I’m still waiting for him, but I’m all the way over here. I’m irrelevant. Sometimes the mountain seems too high to climb. I’m chasing a ghost that doesn’t exist. I’m chasing a fading dream that even I don’t believe in anymore. Is it time to move on?... Not from the memory of him, not from the game itself, but him.
I found a picture of him with Boxer, an old one where they were teammates. It sparked a sadness in my heart. I had to write this. What am I doing and is it going to change anything. Will he ever come home?
I watch both games and he’s not there. Starcraft 1 fills itself with a league of new and old players. But I’m still hung over from the last fall. Is it time to find a new player to love, whose play will capture my eye, whose personality is captivating? Starcraft 2, I watch many games for the last 3 years, checked every schedule, read every result. I still do. All this time waiting knowing he would be there and so I made sure I was informed so I could cheer for him, be informed for him, but he is nowhere to be found. Will he just please come home?
For a while I cared about his wellbeing while selfishly I cared more for my own. I would only be happy seeing him play games. I didn’t care about win or lose. I stopped caring about Team 1.
What do I spend my time doing now? I think I’m searching. Searching for a new “him”. Sometimes I even think I found a replacement. I spent time talking to Killer (from BW) two days ago. His English knowledge was limited but he took the time to befriend me, care about me, know I exist… but he is a zerg and I am a protoss. I spend my days casting Korean tournaments hoping it will make a difference. That somehow if I become more and more involved then maybe Korea will understand how much the last 7 years of my life spent on Starcraft 1 meant to me and maybe they will give me everything I dream about happening. I spend time interviewing foreign players for the TLS hoping to help support a scene that needs all the strength it can get.

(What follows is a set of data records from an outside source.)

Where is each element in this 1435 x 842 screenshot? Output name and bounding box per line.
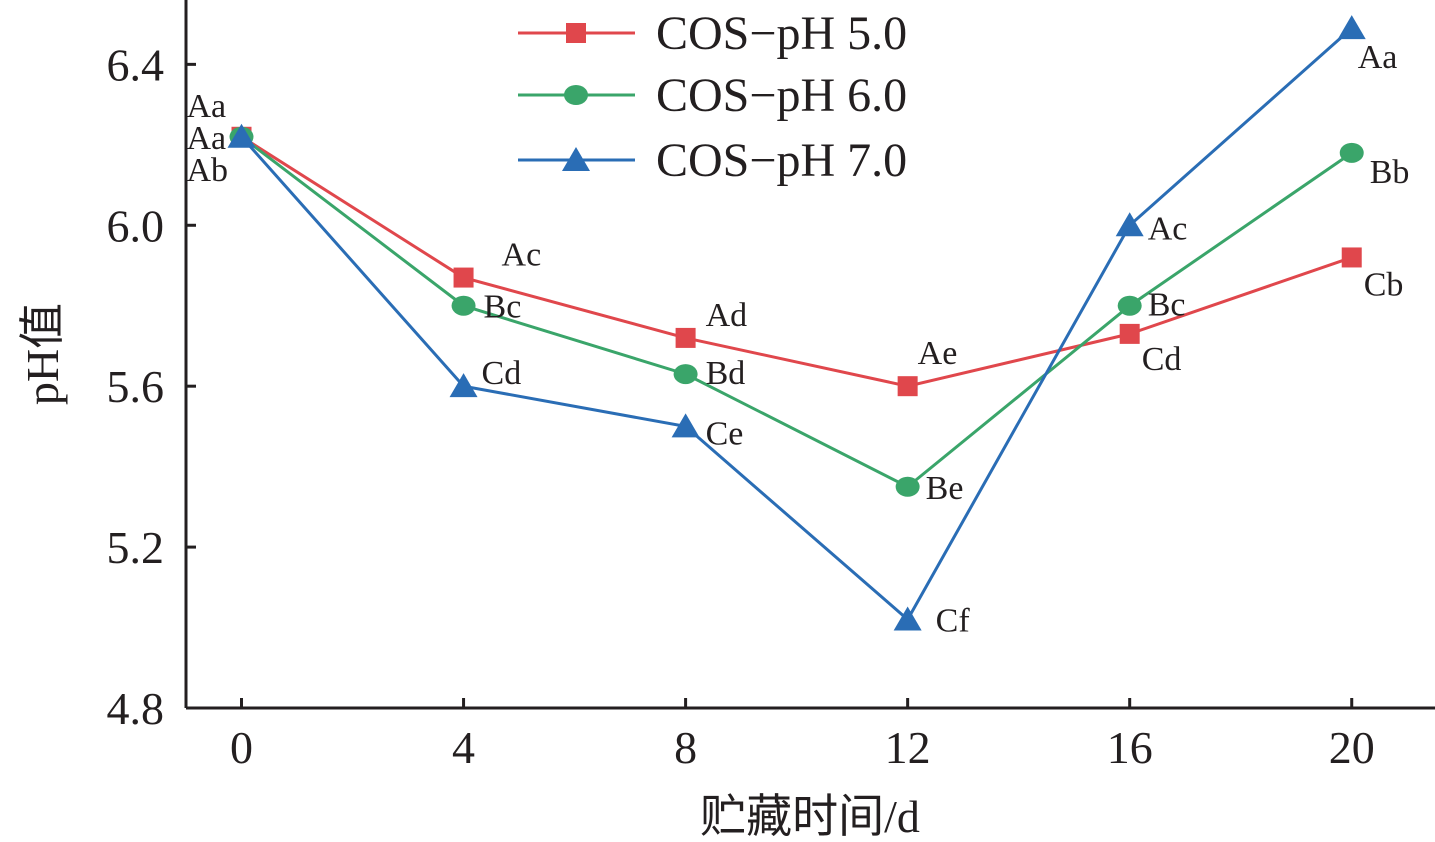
point-label-ph7: Ac [1148, 210, 1188, 247]
data-point-ph5 [453, 267, 474, 288]
x-tick-label: 12 [885, 722, 931, 773]
series-ph7 [227, 15, 1366, 631]
data-point-ph5 [897, 376, 918, 397]
point-label-ph6: Bb [1370, 154, 1410, 191]
point-label-ph6: Bd [706, 355, 746, 392]
y-axis-title: pH值 [17, 303, 68, 405]
data-point-ph6 [895, 476, 920, 497]
y-tick-label: 6.0 [107, 200, 165, 251]
series-layer [227, 15, 1366, 631]
point-label-ph7: Cf [936, 603, 971, 640]
legend-item-ph7: COS−pH 7.0 [518, 134, 907, 187]
data-point-ph6 [1339, 142, 1364, 163]
legend-label: COS−pH 5.0 [656, 7, 907, 60]
legend-marker [564, 85, 588, 105]
point-label-ph7: Ce [706, 415, 744, 452]
point-label-ph5: Ad [706, 297, 748, 334]
data-point-ph7 [893, 606, 922, 631]
legend: COS−pH 5.0 COS−pH 6.0 COS−pH 7.0 [518, 7, 907, 187]
y-tick-label: 5.2 [107, 522, 165, 573]
x-tick-label: 20 [1329, 722, 1375, 773]
data-point-ph6 [1117, 295, 1142, 316]
y-tick-label: 6.4 [107, 39, 165, 90]
x-tick-label: 8 [674, 722, 697, 773]
x-ticks: 0 4 8 12 16 20 [230, 698, 1375, 773]
axes [184, 0, 1435, 710]
data-point-ph7 [1115, 212, 1144, 237]
data-point-ph7 [671, 413, 700, 438]
y-tick-label: 5.6 [107, 361, 165, 412]
data-point-ph7 [227, 123, 256, 148]
data-point-ph5 [1119, 323, 1140, 344]
data-point-ph7 [449, 373, 478, 398]
data-point-ph5 [1341, 247, 1362, 268]
point-label-ph6: Bc [484, 289, 522, 326]
y-ticks: 4.8 5.2 5.6 6.0 6.4 [107, 39, 196, 734]
point-label-ph5: Cb [1364, 266, 1404, 303]
point-label-ph6: Aa [187, 120, 227, 157]
series-ph6 [229, 126, 1364, 497]
legend-item-ph6: COS−pH 6.0 [518, 69, 907, 122]
point-label-ph5: Ac [502, 237, 542, 274]
point-label-ph6: Be [926, 470, 964, 507]
series-line-ph6 [240, 135, 1353, 489]
point-label-ph6: Bc [1148, 287, 1186, 324]
point-labels: Aa Ac Ad Ae Cd Cb Aa Bc Bd Be Bc Bb Ab Cd Ce Cf Ac Aa [187, 39, 1410, 639]
x-tick-label: 16 [1107, 722, 1153, 773]
point-label-ph5: Ae [918, 335, 958, 372]
y-tick-label: 4.8 [107, 683, 165, 734]
x-axis-title: 贮藏时间/d [700, 791, 920, 842]
data-point-ph6 [451, 295, 476, 316]
legend-label: COS−pH 7.0 [656, 134, 907, 187]
x-tick-label: 4 [452, 722, 475, 773]
point-label-ph5: Aa [187, 88, 227, 125]
legend-marker [562, 147, 590, 171]
x-tick-label: 0 [230, 722, 253, 773]
legend-marker [566, 23, 586, 43]
point-label-ph7: Aa [1358, 39, 1398, 76]
legend-label: COS−pH 6.0 [656, 69, 907, 122]
series-line-ph7 [240, 27, 1353, 622]
data-point-ph7 [1337, 15, 1366, 40]
data-point-ph6 [673, 364, 698, 385]
point-label-ph7: Cd [482, 355, 522, 392]
data-point-ph5 [675, 327, 696, 348]
point-label-ph7: Ab [187, 152, 229, 189]
point-label-ph5: Cd [1142, 341, 1182, 378]
legend-item-ph5: COS−pH 5.0 [518, 7, 907, 60]
series-line-ph5 [240, 135, 1353, 388]
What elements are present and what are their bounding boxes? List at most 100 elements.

Deep down I know I’m not doing enough and am unsatisfied. I can’t give up on him because he is the driving force for me. The one who introduced me to a world of beauty not many will appreciate in a lifetime. He is the reason I cheered for so many others. I had to rely on others to win so I could see him play, those times were the hardest.
There are many goals that I’d like to set here, to promise, to give to everyone who still has a respect for the original game. Starcraft 1 won’t bring me the fame worldwide that SC2 could have brought me if I decided to invest my time in it as a writer/caster/w.e but that doesn’t bother me. I feel powerful when at least one other person out there acknowledges my love for the game as much as me. When I’m the only one left that’s when I’ll give up.
Is he going to come home? I would like to think he will one day, but I will always have his back. Until then there are so many others that need my support now too and it’s time I’m there for them.
Please don't make me wait to long Bisu.